ESPN has been searching everywhere and trying everything to try to increase SportsCenter’s ratings on linear television. We’ve seen new timeslots, new hosts, new formats, new episodes, and much more to try to bring SportsCenter to a new audience.
While there are those of us who grew up as children of the 90s that long for the highlight shows of the good old days, it hasn’t worked in contemporary times. NBCSN and FS1 have tried more highlight-focused shows that ultimately failed.
But ESPN and SportsCenter may have struck on a formula for highlights that may finally be working. They just had to get away from television to do it.
In the latest column from Jim Brady, the ESPN Public Editor takes a closer look at SportsCenter on SnapChat. Thus far, the shortened format for the mobile app is doing quite well. Extremely well even. In fact, it reaches 2 million visitors every day. And a stunning 75% of that audience are teens or young adults.
Overall, it’s a nice, breezy product, though certainly not one that would satisfy the obsessive needs of a devoted sports fan on a daily basis. But that’s not the point of the Snapchat SportsCenter offering. It’s designed for a content grazer with a short attention span, and, to that end, the product meets the consumer need.
According to Nate Ravitz, ESPN’s vice president of audience development, one of the reasons the Snapchat relationship has been successful is because both sides have been fully engaged since the partnership began.
“Snapchat has been an exceptional partner in working on this project together,” he said. “They created a totally custom CMS, improved it over time, and have been receptive to feedback. … It’s night and day from three years ago to what we have today.

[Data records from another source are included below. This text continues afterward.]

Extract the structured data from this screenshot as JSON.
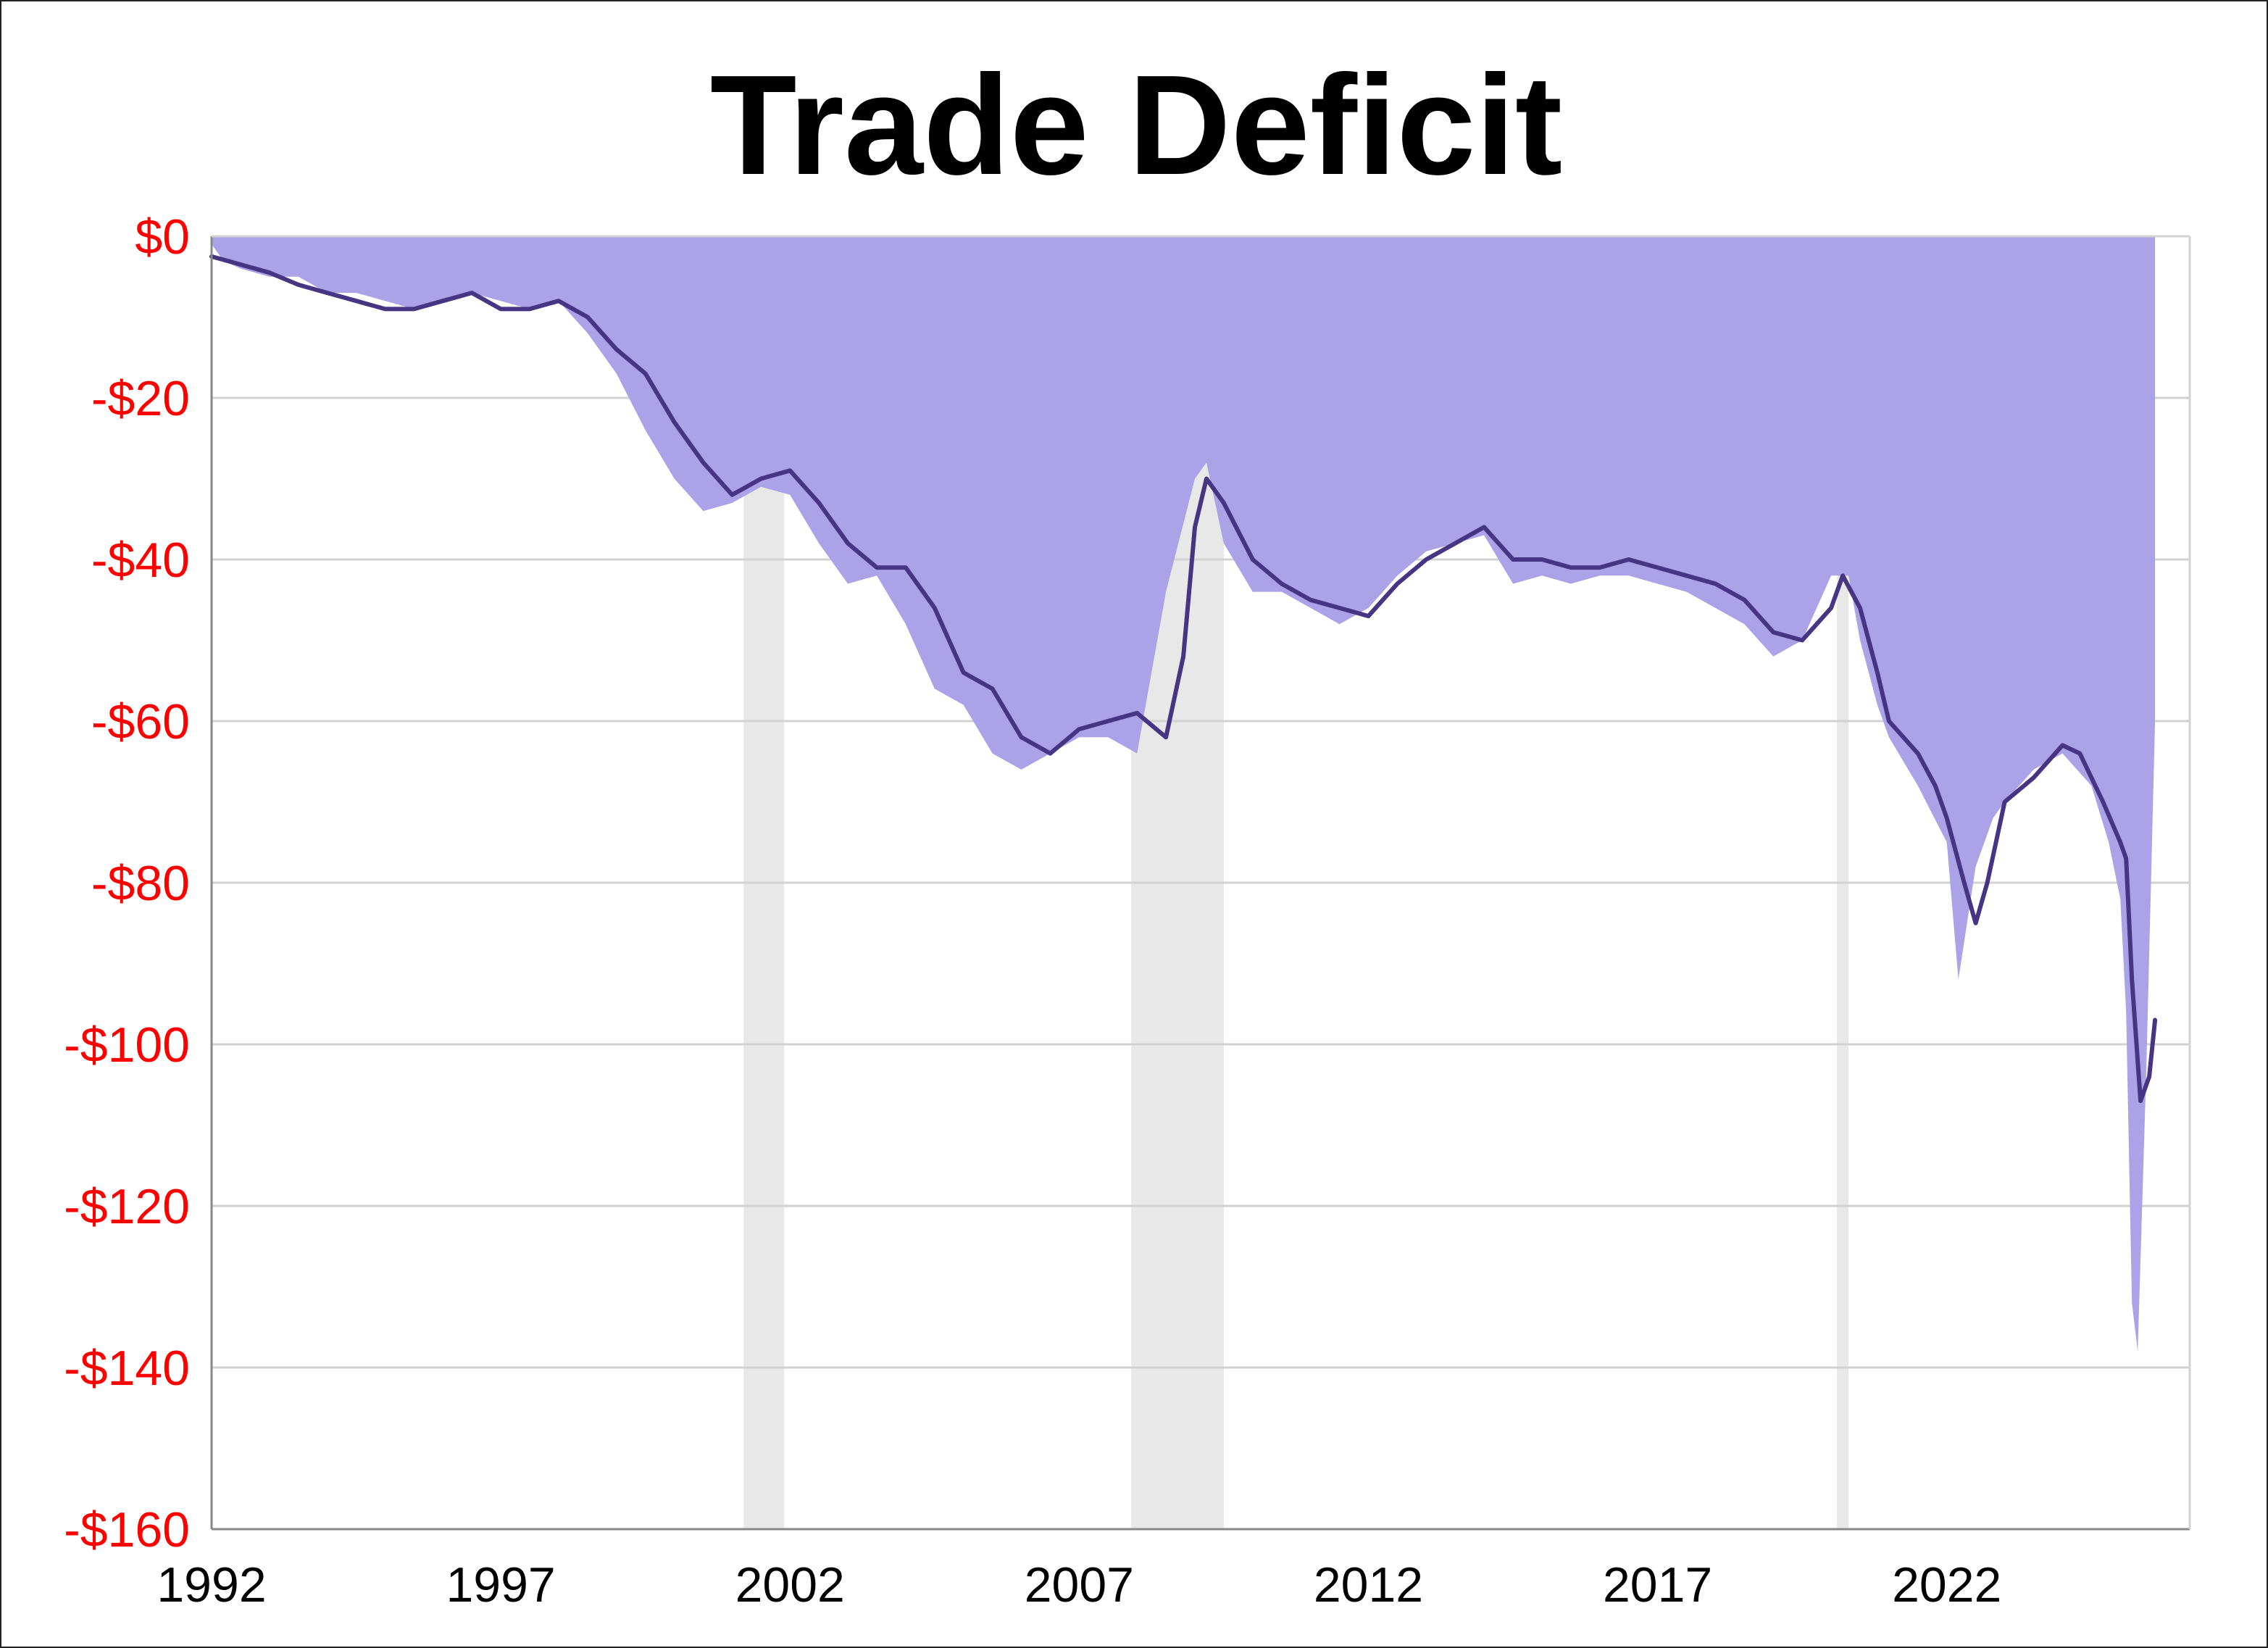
{
  "colors": {
    "area": "#aca2e8",
    "line": "#463583",
    "recession": "#e8e8e8",
    "grid": "#d2d2d2",
    "axis": "#888888",
    "y_tick_text": "#ff0000",
    "x_tick_text": "#000000"
  },
  "chart_data": {
    "type": "area",
    "title": "Trade Deficit",
    "xlabel": "",
    "ylabel": "",
    "xlim": [
      1992.0,
      2026.2
    ],
    "ylim": [
      -160,
      0
    ],
    "grid": "horizontal",
    "legend": "none",
    "x_ticks": [
      1992,
      1997,
      2002,
      2007,
      2012,
      2017,
      2022
    ],
    "x_tick_labels": [
      "1992",
      "1997",
      "2002",
      "2007",
      "2012",
      "2017",
      "2022"
    ],
    "y_ticks": [
      0,
      -20,
      -40,
      -60,
      -80,
      -100,
      -120,
      -140,
      -160
    ],
    "y_tick_labels": [
      "$0",
      "-$20",
      "-$40",
      "-$60",
      "-$80",
      "-$100",
      "-$120",
      "-$140",
      "-$160"
    ],
    "recessions": [
      {
        "start": 2001.2,
        "end": 2001.9
      },
      {
        "start": 2007.9,
        "end": 2009.5
      },
      {
        "start": 2020.1,
        "end": 2020.3
      }
    ],
    "series": [
      {
        "kind": "area",
        "x": [
          1992.0,
          1992.2,
          1992.5,
          1993.0,
          1993.5,
          1994.0,
          1994.5,
          1995.0,
          1995.5,
          1996.0,
          1996.5,
          1997.0,
          1997.5,
          1998.0,
          1998.5,
          1999.0,
          1999.5,
          2000.0,
          2000.5,
          2001.0,
          2001.5,
          2002.0,
          2002.5,
          2003.0,
          2003.5,
          2004.0,
          2004.5,
          2005.0,
          2005.5,
          2006.0,
          2006.5,
          2007.0,
          2007.5,
          2008.0,
          2008.5,
          2009.0,
          2009.2,
          2009.5,
          2010.0,
          2010.5,
          2011.0,
          2011.5,
          2012.0,
          2012.5,
          2013.0,
          2013.5,
          2014.0,
          2014.5,
          2015.0,
          2015.5,
          2016.0,
          2016.5,
          2017.0,
          2017.5,
          2018.0,
          2018.5,
          2019.0,
          2019.5,
          2020.0,
          2020.3,
          2020.5,
          2020.8,
          2021.0,
          2021.5,
          2022.0,
          2022.2,
          2022.5,
          2022.8,
          2023.0,
          2023.5,
          2024.0,
          2024.5,
          2024.8,
          2025.0,
          2025.1,
          2025.2,
          2025.3,
          2025.45,
          2025.6
        ],
        "values": [
          -1,
          -3,
          -4,
          -5,
          -5,
          -7,
          -7,
          -8,
          -9,
          -8,
          -7,
          -8,
          -9,
          -8,
          -12,
          -17,
          -24,
          -30,
          -34,
          -33,
          -31,
          -32,
          -38,
          -43,
          -42,
          -48,
          -56,
          -58,
          -64,
          -66,
          -64,
          -62,
          -62,
          -64,
          -44,
          -30,
          -28,
          -38,
          -44,
          -44,
          -46,
          -48,
          -46,
          -42,
          -39,
          -38,
          -37,
          -43,
          -42,
          -43,
          -42,
          -42,
          -43,
          -44,
          -46,
          -48,
          -52,
          -50,
          -42,
          -42,
          -50,
          -58,
          -62,
          -68,
          -75,
          -92,
          -78,
          -72,
          -70,
          -66,
          -64,
          -68,
          -75,
          -82,
          -96,
          -132,
          -138,
          -103,
          -60
        ]
      },
      {
        "kind": "line",
        "x": [
          1992.0,
          1992.5,
          1993.0,
          1993.5,
          1994.0,
          1994.5,
          1995.0,
          1995.5,
          1996.0,
          1996.5,
          1997.0,
          1997.5,
          1998.0,
          1998.5,
          1999.0,
          1999.5,
          2000.0,
          2000.5,
          2001.0,
          2001.5,
          2002.0,
          2002.5,
          2003.0,
          2003.5,
          2004.0,
          2004.5,
          2005.0,
          2005.5,
          2006.0,
          2006.5,
          2007.0,
          2007.5,
          2008.0,
          2008.5,
          2008.8,
          2009.0,
          2009.2,
          2009.5,
          2010.0,
          2010.5,
          2011.0,
          2011.5,
          2012.0,
          2012.5,
          2013.0,
          2013.5,
          2014.0,
          2014.5,
          2015.0,
          2015.5,
          2016.0,
          2016.5,
          2017.0,
          2017.5,
          2018.0,
          2018.5,
          2019.0,
          2019.5,
          2020.0,
          2020.2,
          2020.5,
          2020.8,
          2021.0,
          2021.5,
          2021.8,
          2022.0,
          2022.3,
          2022.5,
          2022.7,
          2023.0,
          2023.5,
          2024.0,
          2024.3,
          2024.7,
          2025.0,
          2025.1,
          2025.2,
          2025.35,
          2025.5,
          2025.6
        ],
        "values": [
          -2.5,
          -3.5,
          -4.5,
          -6,
          -7,
          -8,
          -9,
          -9,
          -8,
          -7,
          -9,
          -9,
          -8,
          -10,
          -14,
          -17,
          -23,
          -28,
          -32,
          -30,
          -29,
          -33,
          -38,
          -41,
          -41,
          -46,
          -54,
          -56,
          -62,
          -64,
          -61,
          -60,
          -59,
          -62,
          -52,
          -36,
          -30,
          -33,
          -40,
          -43,
          -45,
          -46,
          -47,
          -43,
          -40,
          -38,
          -36,
          -40,
          -40,
          -41,
          -41,
          -40,
          -41,
          -42,
          -43,
          -45,
          -49,
          -50,
          -46,
          -42,
          -46,
          -54,
          -60,
          -64,
          -68,
          -72,
          -80,
          -85,
          -80,
          -70,
          -67,
          -63,
          -64,
          -70,
          -75,
          -77,
          -92,
          -107,
          -104,
          -97
        ]
      }
    ]
  }
}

They’ve been terrific.”
The Snapchat SportsCenter show is getting more than 2 million unique visitors per day, and, according to ESPN, 75 percent of viewers are between the ages of 13 and 24.
ESPN has to be very encouraged because that’s the exact audience that has moved away from the traditional SportsCenter format (and traditional television as a whole). While they may not be sitting in front of a television screen to watch ESPN, they are on their smartphones all the time.
The SportsCenter-Snapchat partnership is a godsend for ESPN because it takes the product to a new platform and a new audience. It’s a forward-thinking move for ESPN that takes an alternative approach to the traditional ratings struggles that everyone in television is dealing with at the moment. SportsCenter might not be useful on ESPNEWS anymore, but that doesn’t mean there isn’t a place for it that is still relevant.
This is likely just step one in the continued digital revolution that we’re seeing at ESPN. And if this successful partnership is any indication of what lies ahead, it could be some much needed good news for the company at just the right time.